Divorcios meteóricos, abortos legales, adulterios por doquier, hijos sin padre ni madre, drogas, alcohol: ¡el paraíso! ¿Y nos asombramos hoy que haya trescientos políticos imputados en casos de corrupción? ¿Qué un tal Luis Bárcenas lo hayan pillado con el carrito de los euros bien guardados en Suiza? ¿Que la familia Pujol sea multimillonaria por arte de birlibirloque y que uno de los hijos tenga una colección de coches de lujo bien escondida a los ojos de los vecinos? ¿Que supuestamente algunos dirigentes del partido que hoy nos gobierna recibieran durante años ricos sobres de manila repletos de billetes de un tesorero sin escrúpulos? ¿Qué los socialistas andaluces emplearan el dinero del paro en Eres fraudulentos para llenar los bolsillos de sus amiguetes ideológicos? ¿Y qué me dicen de los que firmaban hipotecas sin posibilidad de pagar los plazos o de los que invertían en “preferentes” con la promesa de que recibirían unos intereses de ensueño?
¡Pero, vamos, hombre, a qué viene tanta indignación y tanta cara dura! Sin duda hay muchos honrados trabajadores y parados que podrían lanzar la primera piedra contra las adúlteros de turno: esos sí tienen motivos para estar indignados, aunque no son -¡oh paradoja!- los que hoy lapidan a los corruptos de turno; simplemente se abstendrán de votar en las próximas elecciones.

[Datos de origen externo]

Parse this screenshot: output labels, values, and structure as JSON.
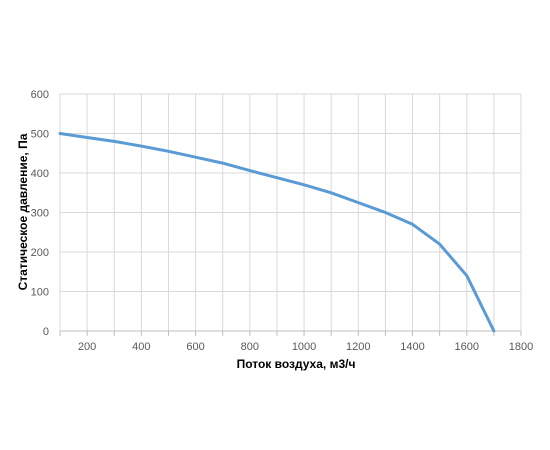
{
  "chart_data": {
    "type": "line",
    "title": "",
    "xlabel": "Поток воздуха, м3/ч",
    "ylabel": "Статическое давление, Па",
    "xlim": [
      100,
      1800
    ],
    "ylim": [
      0,
      600
    ],
    "x_ticks": [
      200,
      400,
      600,
      800,
      1000,
      1200,
      1400,
      1600,
      1800
    ],
    "y_ticks": [
      0,
      100,
      200,
      300,
      400,
      500,
      600
    ],
    "x_minor_step": 100,
    "grid": true,
    "legend": "none",
    "series": [
      {
        "color": "#5B9BD5",
        "x": [
          100,
          200,
          300,
          400,
          500,
          600,
          700,
          800,
          900,
          1000,
          1100,
          1200,
          1300,
          1400,
          1500,
          1600,
          1700
        ],
        "y": [
          500,
          490,
          480,
          468,
          455,
          440,
          425,
          406,
          388,
          370,
          350,
          325,
          300,
          270,
          220,
          140,
          0
        ]
      }
    ]
  }
}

Porque es lo que va a ocurrir como los partidos, los sindicatos, los banqueros, los magistrados de todos los tribunales que tardan años y años en examinar expedientes, los empresarios de “alta gama” y todo el que tenga una cuenta que rebase sus ingresos ganados honradamente, no recuperen la lucidez y se desnuden públicamente para mostrar sus miserias y arrepentirse.

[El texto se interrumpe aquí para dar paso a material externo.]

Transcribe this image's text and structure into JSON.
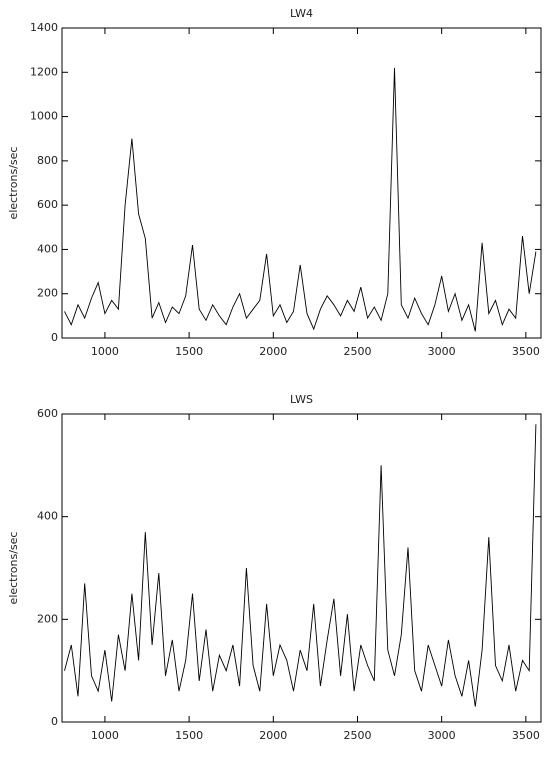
{
  "chart_data": [
    {
      "type": "line",
      "title": "LW4",
      "ylabel": "electrons/sec",
      "x": [
        760,
        800,
        840,
        880,
        920,
        960,
        1000,
        1040,
        1080,
        1120,
        1160,
        1200,
        1240,
        1280,
        1320,
        1360,
        1400,
        1440,
        1480,
        1520,
        1560,
        1600,
        1640,
        1680,
        1720,
        1760,
        1800,
        1840,
        1880,
        1920,
        1960,
        2000,
        2040,
        2080,
        2120,
        2160,
        2200,
        2240,
        2280,
        2320,
        2360,
        2400,
        2440,
        2480,
        2520,
        2560,
        2600,
        2640,
        2680,
        2720,
        2760,
        2800,
        2840,
        2880,
        2920,
        2960,
        3000,
        3040,
        3080,
        3120,
        3160,
        3200,
        3240,
        3280,
        3320,
        3360,
        3400,
        3440,
        3480,
        3520,
        3560
      ],
      "series": [
        {
          "name": "LW4",
          "color": "#000000",
          "values": [
            120,
            60,
            150,
            90,
            180,
            250,
            110,
            170,
            130,
            600,
            900,
            560,
            450,
            90,
            160,
            70,
            140,
            110,
            190,
            420,
            130,
            80,
            150,
            100,
            60,
            140,
            200,
            90,
            130,
            170,
            380,
            100,
            150,
            70,
            120,
            330,
            110,
            40,
            130,
            190,
            150,
            100,
            170,
            120,
            230,
            90,
            140,
            80,
            200,
            1220,
            150,
            90,
            180,
            110,
            60,
            150,
            280,
            120,
            200,
            80,
            150,
            30,
            430,
            110,
            170,
            60,
            130,
            90,
            460,
            200,
            390
          ]
        }
      ],
      "xlim": [
        745,
        3590
      ],
      "xticks": [
        1000,
        1500,
        2000,
        2500,
        3000,
        3500
      ],
      "ylim": [
        0,
        1400
      ],
      "yticks": [
        0,
        200,
        400,
        600,
        800,
        1000,
        1200,
        1400
      ]
    },
    {
      "type": "line",
      "title": "LWS",
      "ylabel": "electrons/sec",
      "x": [
        760,
        800,
        840,
        880,
        920,
        960,
        1000,
        1040,
        1080,
        1120,
        1160,
        1200,
        1240,
        1280,
        1320,
        1360,
        1400,
        1440,
        1480,
        1520,
        1560,
        1600,
        1640,
        1680,
        1720,
        1760,
        1800,
        1840,
        1880,
        1920,
        1960,
        2000,
        2040,
        2080,
        2120,
        2160,
        2200,
        2240,
        2280,
        2320,
        2360,
        2400,
        2440,
        2480,
        2520,
        2560,
        2600,
        2640,
        2680,
        2720,
        2760,
        2800,
        2840,
        2880,
        2920,
        2960,
        3000,
        3040,
        3080,
        3120,
        3160,
        3200,
        3240,
        3280,
        3320,
        3360,
        3400,
        3440,
        3480,
        3520,
        3560
      ],
      "series": [
        {
          "name": "LWS",
          "color": "#000000",
          "values": [
            100,
            150,
            50,
            270,
            90,
            60,
            140,
            40,
            170,
            100,
            250,
            120,
            370,
            150,
            290,
            90,
            160,
            60,
            120,
            250,
            80,
            180,
            60,
            130,
            100,
            150,
            70,
            300,
            110,
            60,
            230,
            90,
            150,
            120,
            60,
            140,
            100,
            230,
            70,
            160,
            240,
            90,
            210,
            60,
            150,
            110,
            80,
            500,
            140,
            90,
            170,
            340,
            100,
            60,
            150,
            110,
            70,
            160,
            90,
            50,
            120,
            30,
            140,
            360,
            110,
            80,
            150,
            60,
            120,
            100,
            580
          ]
        }
      ],
      "xlim": [
        745,
        3590
      ],
      "xticks": [
        1000,
        1500,
        2000,
        2500,
        3000,
        3500
      ],
      "ylim": [
        0,
        600
      ],
      "yticks": [
        0,
        200,
        400,
        600
      ]
    }
  ]
}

Porque digámoslo sin rodeos: una ciénaga de corrupción anega el país que apesta más que las calle de Granada en estos días pasados. Esa es la cara real de la crisis que padecemos: la de la basura instalada en el poder. Y que no nos vengan ahora los hipócritas de turno a pedir que rueden cabezas cuando ellos mismos están hasta las cejas de podredumbre.

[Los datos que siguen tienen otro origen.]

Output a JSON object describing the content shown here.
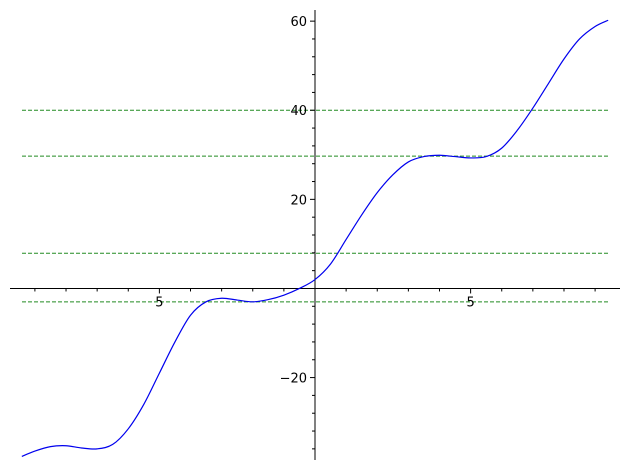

Es la hora de la virtud -de las virtudes-, de la honradez, de la sinceridad, de la limpieza de corazón, de la valentía, de la sencillez, de la lealtad, de la justicia, de la laboriosidad… Nuestro mundo, nuestra España, están urgentemente necesitados de personas cabales, ejemplares, sobrias y serenas, intransigentes con los vicios. ¡Caramba, amigos, es la hora de pensar si estamos cumpliendo con nuestro deber de ciudadanos y dejar de hablar, por favor, de la crisis económica!
Aquí la crisis que nos azota es la crisis de las virtudes humanas, las que figuran en el olvidado catecismo. Y mientras no nos demos cuenta de ello, ni democracia, ni federalismo, ni autonomías, ni recortes, ni déficit, ni primas de riesgo, ni puñetas, nos van a sacar del infierno que hemos construido entre todos.